Saturday, June 7, 2008

Good And Bad, Right And Wrong.

This is my 160th post. Yay me. (:

I love the nights. Especially when it rains cats and dogs. Along with lightning and thunder in the background. It makes the air much more breathable and we can save money on the electricity by switching off the air cond. But I hate it as well. Because it is the time where I am at my most vulnerable stage and I reminisce on the past and ponder about the future. Sometimes it goes to the extend where I think that I am about to have an emotional breakdown. And there are times where I cry my eyes out. Sometimes it feels like your heart keeps breaking and breaking and breaking till it could break no more but it still continues breaking. And there is nothing you can do to make it feel all better. No amount of tape could mend the heart and no amount of
ice-cream can help.
Which is saying something since I love ice-cream to bits.

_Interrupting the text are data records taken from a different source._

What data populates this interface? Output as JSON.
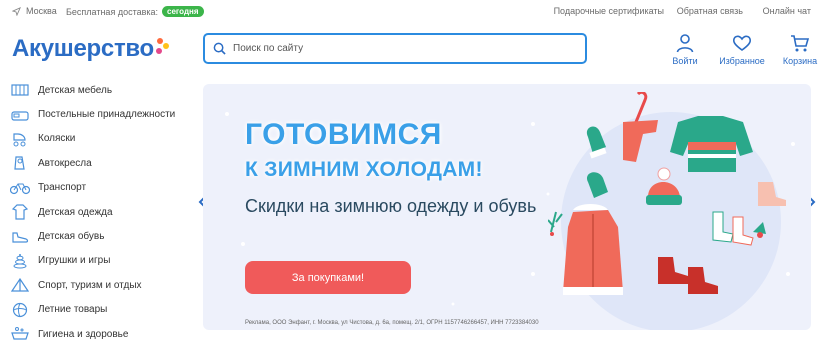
{
  "topbar": {
    "city": "Москва",
    "delivery_label": "Бесплатная доставка:",
    "delivery_badge": "сегодня",
    "links": [
      "Подарочные сертификаты",
      "Обратная связь",
      "Онлайн чат"
    ]
  },
  "header": {
    "logo": "Акушерство",
    "search_placeholder": "Поиск по сайту",
    "actions": {
      "login": "Войти",
      "favorites": "Избранное",
      "cart": "Корзина"
    }
  },
  "sidebar": {
    "items": [
      "Детская мебель",
      "Постельные принадлежности",
      "Коляски",
      "Автокресла",
      "Транспорт",
      "Детская одежда",
      "Детская обувь",
      "Игрушки и игры",
      "Спорт, туризм и отдых",
      "Летние товары",
      "Гигиена и здоровье"
    ]
  },
  "banner": {
    "headline1": "ГОТОВИМСЯ",
    "headline2": "К ЗИМНИМ ХОЛОДАМ!",
    "subtitle": "Скидки на зимнюю одежду и обувь",
    "cta": "За покупками!",
    "legal": "Реклама, ООО Энфант, г. Москва, ул Чистова, д. 6а, помещ. 2/1, ОГРН 1157746266457, ИНН 7723384030"
  },
  "colors": {
    "brand_blue": "#2b6cc4",
    "accent_red": "#f05a5a",
    "badge_green": "#3cb54a",
    "headline_blue": "#3aa0e8"
  }
}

Lately, I ponder on good and bad, right and wrong. If I am already doing something wrong, I try to do something good straight away to redeem myself. For example, I kill an ant and I go feed my dog straight away. Feeding my dogs redeem me from the crime I committed. After all, an ant is also a creature of God. Who am I to kill it? Bad metaphor. But I think you get the idea. But the recent bad thing that I did didn't give me the chance to redeem myself. I had to watch them take that chance away and I felt so horribly weak for not speaking out and express my intention. To actually do something twice in one go is something I try to avoid. But no. The most recent one involved doing something bad twice in a row. Right now, I am just overwhelmed with sadness.

I feel fucking horrible. Really horrible.